Specify each parameter using the --set key=value[,key=value] argument to helm install. For example,

$ helm install my-release \
  --set kafka.replicaCount=3 \
  bitnami/dataplatform-bp2

The above command deploys the data platform with Kafka with 3 nodes (replicas).

In case you need to deploy the data platform with Tanzu Observability Framework for all the applications (Kafka/Spark/Elasticsearch/Logstash) in the data platform, you can specify the 'enabled' parameter using the --set <component>.metrics.enabled=true argument to helm install. For Example,

$ helm install my-release bitnami/dataplatform-bp2 \
    --set kafka.metrics.kafka.enabled=true \
    --set kafka.metrics.jmx.enabled=true \
    --set spark.metrics.enabled=true \
    --set elasticsearch.metrics.enabled=true \
    --set logstash.metrics.enabled=true \
    --set wavefront.enabled=true \
    --set wavefront.clusterName=<K8s-CLUSTER-NAME> \
    --set wavefront.wavefront.url=https://<YOUR_CLUSTER>.wavefront.com \
    --set wavefront.wavefront.token=<YOUR_API_TOKEN>

The above command deploys the data platform with the Tanzu Observability Framework.

Alternatively, a YAML file that specifies the values for the above parameters can be provided while installing the chart. For example,

$ helm install my-release -f values.yaml bitnami/dataplatform-bp2

Tip

: You can use the default values.yaml

Configuration and installation details

Rolling VS Immutable tags

It is strongly recommended to use immutable tags in a production environment. This ensures your deployment does not change automatically if the same tag is updated with a different image.

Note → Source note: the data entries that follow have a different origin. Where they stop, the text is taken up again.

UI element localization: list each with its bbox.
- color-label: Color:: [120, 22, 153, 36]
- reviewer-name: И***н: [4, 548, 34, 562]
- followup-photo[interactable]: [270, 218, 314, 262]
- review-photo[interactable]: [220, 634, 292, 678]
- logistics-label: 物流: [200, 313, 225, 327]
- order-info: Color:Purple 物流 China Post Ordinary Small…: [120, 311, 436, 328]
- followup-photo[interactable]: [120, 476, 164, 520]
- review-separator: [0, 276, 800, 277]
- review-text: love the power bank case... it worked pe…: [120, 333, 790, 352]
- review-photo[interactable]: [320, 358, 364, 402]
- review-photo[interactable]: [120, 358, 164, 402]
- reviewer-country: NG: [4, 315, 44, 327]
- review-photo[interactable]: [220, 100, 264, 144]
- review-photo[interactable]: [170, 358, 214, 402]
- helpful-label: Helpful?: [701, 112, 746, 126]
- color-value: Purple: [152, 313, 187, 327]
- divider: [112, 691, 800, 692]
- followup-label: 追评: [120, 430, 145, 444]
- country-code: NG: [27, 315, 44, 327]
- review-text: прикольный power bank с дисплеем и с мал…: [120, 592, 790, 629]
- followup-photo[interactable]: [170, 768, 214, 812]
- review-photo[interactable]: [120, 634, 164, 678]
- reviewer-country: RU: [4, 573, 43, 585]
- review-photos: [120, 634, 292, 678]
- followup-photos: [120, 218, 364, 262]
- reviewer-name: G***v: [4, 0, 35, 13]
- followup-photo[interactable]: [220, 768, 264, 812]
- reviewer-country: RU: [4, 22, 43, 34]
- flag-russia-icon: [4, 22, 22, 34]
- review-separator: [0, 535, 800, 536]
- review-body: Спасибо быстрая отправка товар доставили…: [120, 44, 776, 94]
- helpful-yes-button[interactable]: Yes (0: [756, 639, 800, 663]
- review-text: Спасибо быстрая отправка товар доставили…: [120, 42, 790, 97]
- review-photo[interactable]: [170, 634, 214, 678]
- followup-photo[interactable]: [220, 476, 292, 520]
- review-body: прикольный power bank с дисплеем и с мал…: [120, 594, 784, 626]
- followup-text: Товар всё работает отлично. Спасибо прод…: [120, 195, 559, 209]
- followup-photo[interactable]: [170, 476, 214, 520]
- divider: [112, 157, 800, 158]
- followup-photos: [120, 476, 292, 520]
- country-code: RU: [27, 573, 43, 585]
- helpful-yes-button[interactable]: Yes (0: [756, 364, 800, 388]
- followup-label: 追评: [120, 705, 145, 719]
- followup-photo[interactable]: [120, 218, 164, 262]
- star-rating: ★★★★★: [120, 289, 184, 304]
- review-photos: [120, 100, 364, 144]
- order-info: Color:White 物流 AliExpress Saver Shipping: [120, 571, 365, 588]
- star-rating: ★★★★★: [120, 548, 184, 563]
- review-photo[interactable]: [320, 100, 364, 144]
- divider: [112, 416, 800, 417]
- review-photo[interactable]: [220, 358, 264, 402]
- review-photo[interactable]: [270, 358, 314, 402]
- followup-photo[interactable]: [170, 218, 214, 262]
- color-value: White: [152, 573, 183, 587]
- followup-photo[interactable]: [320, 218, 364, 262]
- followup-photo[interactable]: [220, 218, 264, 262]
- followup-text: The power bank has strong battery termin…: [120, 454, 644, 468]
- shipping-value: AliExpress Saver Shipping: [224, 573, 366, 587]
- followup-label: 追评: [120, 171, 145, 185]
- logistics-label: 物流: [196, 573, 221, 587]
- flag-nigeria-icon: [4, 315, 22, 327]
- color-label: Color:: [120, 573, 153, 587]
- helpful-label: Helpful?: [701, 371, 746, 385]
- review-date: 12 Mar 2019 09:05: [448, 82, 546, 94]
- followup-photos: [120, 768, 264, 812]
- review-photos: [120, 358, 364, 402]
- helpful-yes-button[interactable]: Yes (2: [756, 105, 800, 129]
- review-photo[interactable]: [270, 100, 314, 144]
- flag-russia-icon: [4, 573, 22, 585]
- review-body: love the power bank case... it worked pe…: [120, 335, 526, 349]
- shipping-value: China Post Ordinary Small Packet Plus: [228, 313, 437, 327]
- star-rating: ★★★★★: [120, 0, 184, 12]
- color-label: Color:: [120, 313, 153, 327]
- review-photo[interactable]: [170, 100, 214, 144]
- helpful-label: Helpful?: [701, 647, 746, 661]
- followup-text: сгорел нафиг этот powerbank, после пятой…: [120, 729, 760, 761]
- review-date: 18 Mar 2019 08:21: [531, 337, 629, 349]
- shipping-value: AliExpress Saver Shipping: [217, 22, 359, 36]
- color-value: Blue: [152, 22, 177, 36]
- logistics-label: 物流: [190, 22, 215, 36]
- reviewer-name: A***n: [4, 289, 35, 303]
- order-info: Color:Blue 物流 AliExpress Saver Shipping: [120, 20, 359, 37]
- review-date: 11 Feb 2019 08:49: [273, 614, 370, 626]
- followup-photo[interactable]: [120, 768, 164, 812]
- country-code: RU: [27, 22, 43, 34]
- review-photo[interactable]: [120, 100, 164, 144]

Bitnami will release a new chart updating its containers if a new version of the main container, significant changes, or critical vulnerabilities exist.

Troubleshooting

Find more information about how to deal with common errors related to Bitnamis Helm charts in this troubleshooting guide.

In order to render complete information about the deployment including all the sub-charts, please use --render-subchart-notes flag while installing the chart.

Notable changes

0.3.0

Elasticsearch dependency version was bumped to a new major version changing the license of some of its components to the Elastic License that is not currently accepted as an Open Source license by the Open Source Initiative (OSI). Check Elasticsearch Upgrading Notes for more information.

Regular upgrade is compatible from previous versions.

Upgrading

To 2.0.0

This major updates the wavefront subchart to it newest major, 3.0.0, which contains a new major for kube-state-metrics. For more information on this subchart's major, please refer to wavefront upgrade notes.

To 1.0.0

The affinity rules have been updated to allow deploying this chart and the dataplatform-bp1 chart in the same cluster.